My friend has been fully indoctrinated in the things of the World by those who are sworn to keep him looking at only the World.

Many profound truths have emerged from the economic whirlpool in which the country is drowning right now. I submit that these truths are some of the simplest to understand, but I will say that it does require the mind of Christ to get. I'm no spiritual genius, but anyone may understand if they'd just ask God to share those things with him.

With a $700 billion dollar bailout of financial institutions of all stripes--add this to all the other money pledged and the tab is up to a trillion dollars and change--the latest "Too Big To Fail" entity is the American people themselves. Over and over you hear the most powerful big shots from Capitol Hill and the Bush Administration that they just can't let the economy tank. It is frequently said this way, "We just can't fail the American people."

But it is also quite clear that if you go around rescuing people from the consequences of their foolish choices, you enable them to continue to make those same foolish choices. This is called a "moral hazard," and every educated individual knows about it. It's just...

Few know what is going on as a result of that condition.

And this is where many get derailed from a quite simple, plain understanding of things. Many just cannot see that there are two different realms in which one may live.

There is the World and there is the Kingdom.

In the World is where you have good people in government, banks and investment firms, and even churches who will manage your foolish behavior if you let them do so.
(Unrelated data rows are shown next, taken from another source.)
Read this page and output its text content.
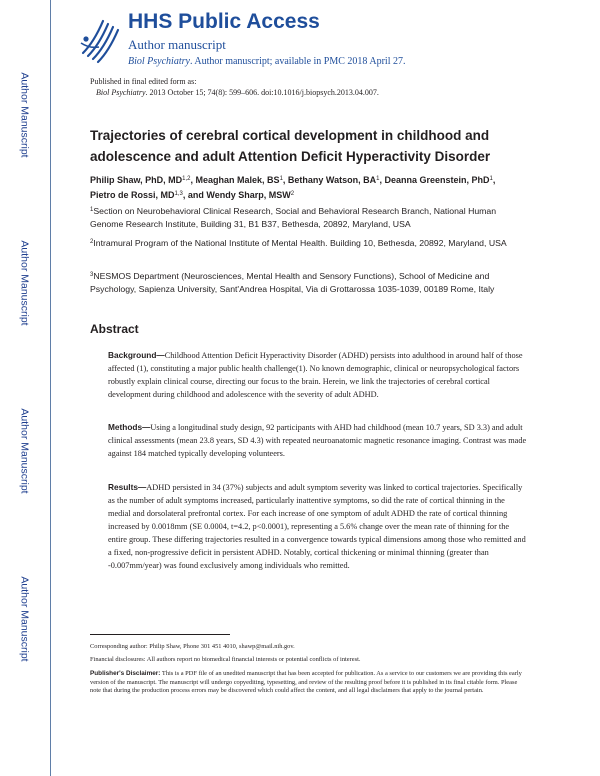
Author Manuscript
Author Manuscript
Author Manuscript
Author Manuscript
HHS Public Access
Author manuscript
Biol Psychiatry. Author manuscript; available in PMC 2018 April 27.
Published in final edited form as:
Biol Psychiatry. 2013 October 15; 74(8): 599–606. doi:10.1016/j.biopsych.2013.04.007.
Trajectories of cerebral cortical development in childhood and adolescence and adult Attention Deficit Hyperactivity Disorder

Philip Shaw, PhD, MD$^{1,2}$, Meaghan Malek, $BS^1$, Bethany Watson, $BA^1$, Deanna Greenstein, PhD$^1$, Pietro de Rossi, MD$^{1,3}$, and Wendy Sharp, MSW$^2$

$^1$Section on Neurobehavioral Clinical Research, Social and Behavioral Research Branch, National Human Genome Research Institute, Building 31, B1 B37, Bethesda, 20892, Maryland, USA

$^2$Intramural Program of the National Institute of Mental Health. Building 10, Bethesda, 20892, Maryland, USA

$^3$NESMOS Department (Neurosciences, Mental Health and Sensory Functions), School of Medicine and Psychology, Sapienza University, Sant'Andrea Hospital, Via di Grottarossa 1035-1039, 00189 Rome, Italy

Abstract

Background—Childhood Attention Deficit Hyperactivity Disorder (ADHD) persists into adulthood in around half of those affected (1), constituting a major public health challenge(1). No known demographic, clinical or neuropsychological factors robustly explain clinical course, directing our focus to the brain. Herein, we link the trajectories of cerebral cortical development during childhood and adolescence with the severity of adult ADHD.

Methods—Using a longitudinal study design, 92 participants with AHD had childhood (mean 10.7 years, SD 3.3) and adult clinical assessments (mean 23.8 years, SD 4.3) with repeated neuroanatomic magnetic resonance imaging. Contrast was made against 184 matched typically developing volunteers.

Results—ADHD persisted in 34 (37%) subjects and adult symptom severity was linked to cortical trajectories. Specifically as the number of adult symptoms increased, particularly inattentive symptoms, so did the rate of cortical thinning in the medial and dorsolateral prefrontal cortex. For each increase of one symptom of adult ADHD the rate of cortical thinning increased by 0.0018mm (SE 0.0004, t=4.2, p<0.0001), representing a 5.6% change over the mean rate of thinning for the entire group. These differing trajectories resulted in a convergence towards typical dimensions among those who remitted and a fixed, non-progressive deficit in persistent ADHD. Notably, cortical thickening or minimal thinning (greater than -0.007mm/year) was found exclusively among individuals who remitted.

Corresponding author: Philip Shaw, Phone 301 451 4010, shawp@mail.nih.gov.

Financial disclosures: All authors report no biomedical financial interests or potential conflicts of interest.

Publisher's Disclaimer: This is a PDF file of an unedited manuscript that has been accepted for publication. As a service to our customers we are providing this early version of the manuscript. The manuscript will undergo copyediting, typesetting, and review of the resulting proof before it is published in its final citable form. Please note that during the production process errors may be discovered which could affect the content, and all legal disclaimers that apply to the journal pertain.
In a very real sense, when it is announced that $700 billion is being pledged to bail out whoever and whatever, the World System is simply putting a price tag on its job of sin management. In other words, if you are a sinner refusing to do what it takes to have your sinfulness eliminated completely, then the World must do its job of being your master.

And all week it has been easy to see how pricey that can be.

On NBC's Meet the Press this morning, Washington Post business analyst Steven Pearlstein performed with an exquisitely subdued exasperation and said this about the very wealthy financial mavens and the awful decisions they made:

"They were fooling themselves, they weren't fooling us, they were fooling themselves and they were fooling us at the same time..."

Guh?

What is also happening from this is that the most rabidly conservative Ron Paul supporter-types will screech red-faced about how socialist this all is (and it certainly is) and advocate running off to Montana with gold and guns in hand. What they don't get is that if they have Christ's name of their lips they are dishonoring Him by running away from being salt and light to a dying world.

If they do stay amongst those He'd like them to minister to, but they remain in 501c3 incorporations and all the other World contractual obligations designed to keep people's sin in check, they're immersing themselves in the very World they so revile--being abjectly double-minded as James so incisively wrote in the Bible.

This is just not rocket science.

But $700 billion.

There are that many people who just don't get it?

Who just don't get that this amount is dwarfed by Jesus' blood shed on the cross to get rid of it all completely?